Sure, it's nice to get dressed up and go out for dinner. But sometimes it's even nicer to stay in and attempt restaurant menu favorites at home. Restaurants such as Olive Garden and Panera Bread have recipes for menu items online, so it's possible to stock the refrigerator for the price of just one meal out, says Taylor Gordon, a freelance blogger at TrendyCheapo. By whipping meals up at home, you can also make them healthier and substitute in cheaper ingredients.
Fall is a favored time for small-town festivals. Starting at the end of August, small towns across America start kicking annual festivals into gear, says Paul Moyer of SavingFreak. While you may have to spend some money on food or activities, they are usually very affordable. Enjoy the uniqueness of American small towns and experience generations-old traditions.
Netflix and similar services always offer plenty of scary movies to stream, and libraries these days stock plenty of DVDs. Add popcorn, drinks, and theater candy for a cheap and fun evening.
It's a wee bit corny, but a trip to a pumpkin patch is, well, kind of sweet. What's not to like about crisp fall air, crackling autumn leaves, and an arm-in-arm walk through nature's bounty?

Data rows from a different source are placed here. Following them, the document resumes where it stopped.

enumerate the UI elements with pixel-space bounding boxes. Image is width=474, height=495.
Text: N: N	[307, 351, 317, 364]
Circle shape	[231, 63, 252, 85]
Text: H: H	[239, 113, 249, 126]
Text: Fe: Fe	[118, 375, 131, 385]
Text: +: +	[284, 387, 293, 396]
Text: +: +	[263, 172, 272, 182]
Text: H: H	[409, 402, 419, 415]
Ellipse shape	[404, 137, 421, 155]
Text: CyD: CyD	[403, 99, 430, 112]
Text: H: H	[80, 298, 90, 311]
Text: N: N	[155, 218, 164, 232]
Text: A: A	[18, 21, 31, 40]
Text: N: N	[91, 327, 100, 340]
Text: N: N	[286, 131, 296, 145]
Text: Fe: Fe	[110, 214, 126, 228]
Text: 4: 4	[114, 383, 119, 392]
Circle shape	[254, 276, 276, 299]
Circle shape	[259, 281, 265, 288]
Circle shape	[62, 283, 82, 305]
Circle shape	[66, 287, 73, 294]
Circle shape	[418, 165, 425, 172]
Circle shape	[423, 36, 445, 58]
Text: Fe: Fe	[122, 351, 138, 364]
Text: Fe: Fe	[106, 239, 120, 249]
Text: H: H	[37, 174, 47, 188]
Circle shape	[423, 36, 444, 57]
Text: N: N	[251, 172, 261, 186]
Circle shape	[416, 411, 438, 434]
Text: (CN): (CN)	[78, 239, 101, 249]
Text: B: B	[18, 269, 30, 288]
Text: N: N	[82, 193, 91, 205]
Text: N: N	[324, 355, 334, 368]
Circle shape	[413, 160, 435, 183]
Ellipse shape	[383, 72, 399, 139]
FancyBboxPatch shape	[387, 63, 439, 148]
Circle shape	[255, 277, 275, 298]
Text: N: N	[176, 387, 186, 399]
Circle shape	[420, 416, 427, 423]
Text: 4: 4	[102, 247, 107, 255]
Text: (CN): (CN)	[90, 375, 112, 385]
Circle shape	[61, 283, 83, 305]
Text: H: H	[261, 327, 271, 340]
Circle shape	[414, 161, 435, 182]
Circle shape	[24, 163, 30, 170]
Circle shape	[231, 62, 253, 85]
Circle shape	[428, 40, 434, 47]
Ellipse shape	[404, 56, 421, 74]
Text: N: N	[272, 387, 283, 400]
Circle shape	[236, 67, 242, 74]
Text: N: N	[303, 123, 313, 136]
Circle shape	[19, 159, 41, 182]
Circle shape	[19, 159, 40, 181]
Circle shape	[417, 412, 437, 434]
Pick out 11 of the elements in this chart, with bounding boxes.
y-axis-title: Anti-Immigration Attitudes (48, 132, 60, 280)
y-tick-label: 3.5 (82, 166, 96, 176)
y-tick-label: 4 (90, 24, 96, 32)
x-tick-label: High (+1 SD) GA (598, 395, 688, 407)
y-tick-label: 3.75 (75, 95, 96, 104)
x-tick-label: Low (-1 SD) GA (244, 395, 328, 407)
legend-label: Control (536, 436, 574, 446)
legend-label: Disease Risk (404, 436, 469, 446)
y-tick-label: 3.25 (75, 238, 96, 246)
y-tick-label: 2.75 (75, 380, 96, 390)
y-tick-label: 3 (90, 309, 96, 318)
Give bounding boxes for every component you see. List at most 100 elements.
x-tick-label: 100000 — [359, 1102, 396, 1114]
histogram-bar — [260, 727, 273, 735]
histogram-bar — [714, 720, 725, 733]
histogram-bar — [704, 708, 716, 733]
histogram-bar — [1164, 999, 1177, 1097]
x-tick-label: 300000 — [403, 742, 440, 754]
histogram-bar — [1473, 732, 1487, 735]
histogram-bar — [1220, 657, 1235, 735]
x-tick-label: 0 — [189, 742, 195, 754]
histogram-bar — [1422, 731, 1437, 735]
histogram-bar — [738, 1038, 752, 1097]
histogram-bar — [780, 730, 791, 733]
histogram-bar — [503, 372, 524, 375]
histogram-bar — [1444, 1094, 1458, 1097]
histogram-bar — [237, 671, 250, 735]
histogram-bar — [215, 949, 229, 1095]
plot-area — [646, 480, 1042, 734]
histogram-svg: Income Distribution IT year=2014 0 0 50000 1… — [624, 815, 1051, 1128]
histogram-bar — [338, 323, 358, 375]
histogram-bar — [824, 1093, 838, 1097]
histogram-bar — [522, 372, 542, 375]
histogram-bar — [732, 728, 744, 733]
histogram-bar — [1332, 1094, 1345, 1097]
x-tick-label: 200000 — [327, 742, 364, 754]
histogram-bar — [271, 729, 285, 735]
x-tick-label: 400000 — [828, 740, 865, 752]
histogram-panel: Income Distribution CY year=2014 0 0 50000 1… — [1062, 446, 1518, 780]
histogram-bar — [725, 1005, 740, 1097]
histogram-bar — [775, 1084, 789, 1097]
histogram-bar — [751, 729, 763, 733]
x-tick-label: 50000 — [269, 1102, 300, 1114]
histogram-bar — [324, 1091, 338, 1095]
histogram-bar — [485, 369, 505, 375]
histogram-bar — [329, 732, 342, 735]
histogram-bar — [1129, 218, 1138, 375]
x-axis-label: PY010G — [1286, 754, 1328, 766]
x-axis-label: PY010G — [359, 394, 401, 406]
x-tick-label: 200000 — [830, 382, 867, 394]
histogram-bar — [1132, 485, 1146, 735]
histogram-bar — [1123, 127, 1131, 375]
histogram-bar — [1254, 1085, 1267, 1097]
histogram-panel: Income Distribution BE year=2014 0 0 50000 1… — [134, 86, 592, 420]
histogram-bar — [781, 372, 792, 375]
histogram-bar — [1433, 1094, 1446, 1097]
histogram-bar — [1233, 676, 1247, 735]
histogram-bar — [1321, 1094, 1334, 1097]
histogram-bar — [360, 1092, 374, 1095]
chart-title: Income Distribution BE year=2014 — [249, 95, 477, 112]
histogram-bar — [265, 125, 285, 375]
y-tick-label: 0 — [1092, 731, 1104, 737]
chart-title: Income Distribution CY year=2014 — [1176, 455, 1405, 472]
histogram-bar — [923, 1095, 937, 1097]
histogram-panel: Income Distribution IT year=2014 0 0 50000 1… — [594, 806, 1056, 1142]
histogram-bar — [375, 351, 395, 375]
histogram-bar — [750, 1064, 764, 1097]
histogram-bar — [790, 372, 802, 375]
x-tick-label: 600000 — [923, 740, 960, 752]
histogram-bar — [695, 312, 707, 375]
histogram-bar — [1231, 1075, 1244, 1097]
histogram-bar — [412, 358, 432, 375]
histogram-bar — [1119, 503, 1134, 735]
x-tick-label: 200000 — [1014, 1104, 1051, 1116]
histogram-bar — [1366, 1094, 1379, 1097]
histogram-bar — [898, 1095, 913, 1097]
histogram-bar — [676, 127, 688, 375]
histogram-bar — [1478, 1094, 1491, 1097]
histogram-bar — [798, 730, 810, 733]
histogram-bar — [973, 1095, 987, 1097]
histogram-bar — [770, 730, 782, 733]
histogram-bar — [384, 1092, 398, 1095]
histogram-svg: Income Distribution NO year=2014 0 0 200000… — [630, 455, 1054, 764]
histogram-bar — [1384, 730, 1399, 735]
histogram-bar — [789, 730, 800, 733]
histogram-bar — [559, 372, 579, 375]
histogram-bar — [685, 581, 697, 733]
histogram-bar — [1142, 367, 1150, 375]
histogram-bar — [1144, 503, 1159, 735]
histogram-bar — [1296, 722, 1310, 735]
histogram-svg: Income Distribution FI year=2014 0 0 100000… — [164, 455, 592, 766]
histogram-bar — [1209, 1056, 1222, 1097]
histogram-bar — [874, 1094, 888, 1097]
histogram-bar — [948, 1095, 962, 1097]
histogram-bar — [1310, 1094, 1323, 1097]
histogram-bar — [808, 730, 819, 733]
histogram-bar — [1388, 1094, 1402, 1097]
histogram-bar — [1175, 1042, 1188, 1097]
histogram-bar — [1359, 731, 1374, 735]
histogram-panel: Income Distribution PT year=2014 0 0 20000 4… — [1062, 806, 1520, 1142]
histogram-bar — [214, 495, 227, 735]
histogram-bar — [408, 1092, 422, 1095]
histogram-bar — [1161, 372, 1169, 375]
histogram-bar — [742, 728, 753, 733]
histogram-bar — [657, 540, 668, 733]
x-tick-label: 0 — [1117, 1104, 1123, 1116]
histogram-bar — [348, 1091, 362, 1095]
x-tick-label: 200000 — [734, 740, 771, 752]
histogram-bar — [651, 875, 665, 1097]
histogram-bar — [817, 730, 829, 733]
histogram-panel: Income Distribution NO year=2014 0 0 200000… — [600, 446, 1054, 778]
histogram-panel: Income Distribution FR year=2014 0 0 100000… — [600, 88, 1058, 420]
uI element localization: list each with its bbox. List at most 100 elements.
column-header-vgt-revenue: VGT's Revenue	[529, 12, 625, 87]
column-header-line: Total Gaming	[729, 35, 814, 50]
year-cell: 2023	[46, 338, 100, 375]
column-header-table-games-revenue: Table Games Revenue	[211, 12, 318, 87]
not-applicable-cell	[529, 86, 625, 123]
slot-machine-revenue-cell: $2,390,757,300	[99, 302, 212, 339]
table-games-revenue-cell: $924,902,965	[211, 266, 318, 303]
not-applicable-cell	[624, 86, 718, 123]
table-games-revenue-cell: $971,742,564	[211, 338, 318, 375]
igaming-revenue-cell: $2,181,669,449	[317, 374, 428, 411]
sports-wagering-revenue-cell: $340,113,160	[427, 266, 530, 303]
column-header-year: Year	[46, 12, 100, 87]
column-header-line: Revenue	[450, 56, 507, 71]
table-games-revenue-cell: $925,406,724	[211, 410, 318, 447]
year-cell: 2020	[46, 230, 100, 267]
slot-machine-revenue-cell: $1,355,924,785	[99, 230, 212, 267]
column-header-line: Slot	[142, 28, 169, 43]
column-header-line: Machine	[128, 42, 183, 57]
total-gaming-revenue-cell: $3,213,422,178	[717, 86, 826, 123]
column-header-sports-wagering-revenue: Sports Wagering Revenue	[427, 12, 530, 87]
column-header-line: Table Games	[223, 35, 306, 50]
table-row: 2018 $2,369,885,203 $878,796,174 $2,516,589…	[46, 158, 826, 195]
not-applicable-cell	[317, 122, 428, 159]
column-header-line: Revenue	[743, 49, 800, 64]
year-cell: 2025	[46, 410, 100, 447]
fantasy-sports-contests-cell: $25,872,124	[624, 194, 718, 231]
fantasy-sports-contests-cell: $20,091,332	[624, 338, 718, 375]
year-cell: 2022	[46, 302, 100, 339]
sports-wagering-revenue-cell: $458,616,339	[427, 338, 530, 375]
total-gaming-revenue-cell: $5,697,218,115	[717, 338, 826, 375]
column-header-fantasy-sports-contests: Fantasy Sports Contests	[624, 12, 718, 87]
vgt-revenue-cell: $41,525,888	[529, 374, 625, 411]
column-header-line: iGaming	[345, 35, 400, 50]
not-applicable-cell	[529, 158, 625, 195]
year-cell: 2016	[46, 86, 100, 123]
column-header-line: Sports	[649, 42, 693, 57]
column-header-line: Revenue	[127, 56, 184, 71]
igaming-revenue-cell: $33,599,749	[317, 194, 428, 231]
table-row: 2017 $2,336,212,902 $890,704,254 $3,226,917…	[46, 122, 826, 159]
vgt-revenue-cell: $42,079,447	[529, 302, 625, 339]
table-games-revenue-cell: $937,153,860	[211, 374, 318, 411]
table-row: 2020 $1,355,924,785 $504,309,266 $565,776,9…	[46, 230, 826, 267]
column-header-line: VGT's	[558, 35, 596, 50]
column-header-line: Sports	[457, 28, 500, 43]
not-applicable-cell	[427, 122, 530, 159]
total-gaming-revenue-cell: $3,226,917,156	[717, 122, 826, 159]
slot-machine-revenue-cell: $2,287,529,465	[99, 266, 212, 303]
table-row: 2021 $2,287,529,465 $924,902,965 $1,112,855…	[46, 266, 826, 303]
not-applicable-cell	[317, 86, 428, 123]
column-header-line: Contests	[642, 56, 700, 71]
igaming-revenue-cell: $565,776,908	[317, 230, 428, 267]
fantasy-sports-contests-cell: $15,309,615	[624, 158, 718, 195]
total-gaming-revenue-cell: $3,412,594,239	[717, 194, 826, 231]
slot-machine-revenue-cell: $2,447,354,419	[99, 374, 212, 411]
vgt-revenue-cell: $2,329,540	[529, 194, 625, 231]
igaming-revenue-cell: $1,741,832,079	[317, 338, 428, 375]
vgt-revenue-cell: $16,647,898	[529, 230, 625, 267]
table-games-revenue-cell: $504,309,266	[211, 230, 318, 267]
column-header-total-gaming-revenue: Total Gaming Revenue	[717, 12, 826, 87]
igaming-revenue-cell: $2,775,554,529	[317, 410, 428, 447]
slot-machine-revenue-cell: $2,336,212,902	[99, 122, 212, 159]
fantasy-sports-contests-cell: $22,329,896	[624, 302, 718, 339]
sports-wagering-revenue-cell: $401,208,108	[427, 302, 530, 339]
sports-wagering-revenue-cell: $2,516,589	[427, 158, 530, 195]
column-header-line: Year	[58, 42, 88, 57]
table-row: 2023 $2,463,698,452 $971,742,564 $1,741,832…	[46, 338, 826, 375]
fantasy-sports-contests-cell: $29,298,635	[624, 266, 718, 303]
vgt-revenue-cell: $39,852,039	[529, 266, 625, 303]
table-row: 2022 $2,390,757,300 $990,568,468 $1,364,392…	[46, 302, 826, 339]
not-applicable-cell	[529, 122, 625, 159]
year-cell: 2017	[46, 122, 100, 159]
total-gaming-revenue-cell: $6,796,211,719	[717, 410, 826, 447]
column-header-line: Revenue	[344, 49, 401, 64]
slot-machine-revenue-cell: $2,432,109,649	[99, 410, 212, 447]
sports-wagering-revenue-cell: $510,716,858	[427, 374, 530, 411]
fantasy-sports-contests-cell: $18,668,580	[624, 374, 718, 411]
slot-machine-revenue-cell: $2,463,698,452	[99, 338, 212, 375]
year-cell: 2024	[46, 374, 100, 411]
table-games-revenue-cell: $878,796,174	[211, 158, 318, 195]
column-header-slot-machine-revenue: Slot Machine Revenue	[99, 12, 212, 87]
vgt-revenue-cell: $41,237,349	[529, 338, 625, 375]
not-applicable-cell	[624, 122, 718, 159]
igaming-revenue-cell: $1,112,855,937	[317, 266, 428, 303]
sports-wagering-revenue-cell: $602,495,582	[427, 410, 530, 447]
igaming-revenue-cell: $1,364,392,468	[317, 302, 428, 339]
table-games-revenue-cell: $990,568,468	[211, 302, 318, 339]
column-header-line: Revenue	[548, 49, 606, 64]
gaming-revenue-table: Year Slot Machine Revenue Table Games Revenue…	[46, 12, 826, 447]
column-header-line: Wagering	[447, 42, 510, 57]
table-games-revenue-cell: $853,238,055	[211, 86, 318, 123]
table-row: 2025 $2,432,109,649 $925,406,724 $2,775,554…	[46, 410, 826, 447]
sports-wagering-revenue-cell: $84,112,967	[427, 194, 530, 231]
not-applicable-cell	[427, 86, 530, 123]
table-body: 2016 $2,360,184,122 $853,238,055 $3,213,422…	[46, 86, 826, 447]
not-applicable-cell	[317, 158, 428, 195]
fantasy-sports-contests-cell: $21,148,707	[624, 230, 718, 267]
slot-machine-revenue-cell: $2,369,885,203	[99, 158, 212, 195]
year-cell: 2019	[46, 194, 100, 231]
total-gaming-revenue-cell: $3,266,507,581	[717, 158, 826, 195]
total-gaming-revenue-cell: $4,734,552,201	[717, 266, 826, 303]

Before it gets too cold, go camping one last time. Either pack a tent or kit out your car for a cozy night's sleep in nature and under the stars.
Pack a picnic and hit the road to take in the fall foliage while temperatures are cooling but not chill-inducing.
Pack blankets and a thermos of hot cocoa and head for the nearest spot with the least amount of light pollution. Bring a map of the stars or download an app to help decipher the night skies for a date that won't cost a dime.
Many towns celebrate Oktoberfest, but if there isn't a community event, find a bar hosting a themed event of beer-drinking and merrymaking. Prost!
You don't have to be super-skilled in the kitchen to whip up a hearty soup. Pick a recipe that appeals and prep the ingredients together. Bring the soup to a simmer and slurp away.
Some people fire up the grill 365 days a year. Others indulge seasonally. Celebrate the last gasps of summer weather with a final cookout on the deck.
Who doesn't like a little friendly competition? Have couples bring a pot of their favorite homemade chili and hold a blind tasting (with chilis labeled by numbers instead of names) so people can pick their favorite.
Pick up some secondhand board games for cheap at Goodwill or a neighborhood thrift store. Build a fire, pop some popcorn and put on your favorite tunes to have the makings for a fun, intimate night in.
Some local organizations, such as Elks Lodges, host monthly bingo tournaments. It's cheap to play, and a whole lot of fun.
Put your noodle to good use over a night of trivia at your local bar. It's usually cheap or free for a group to participate, and many bars offer food and drink deals during the battle of the brains. Prizes are generally awarded to the highest-scoring teams, so it pays to put your minds together.
Most communities host some kind of haunted house. Cozy up to your date and scream in fright. So creepy and fun!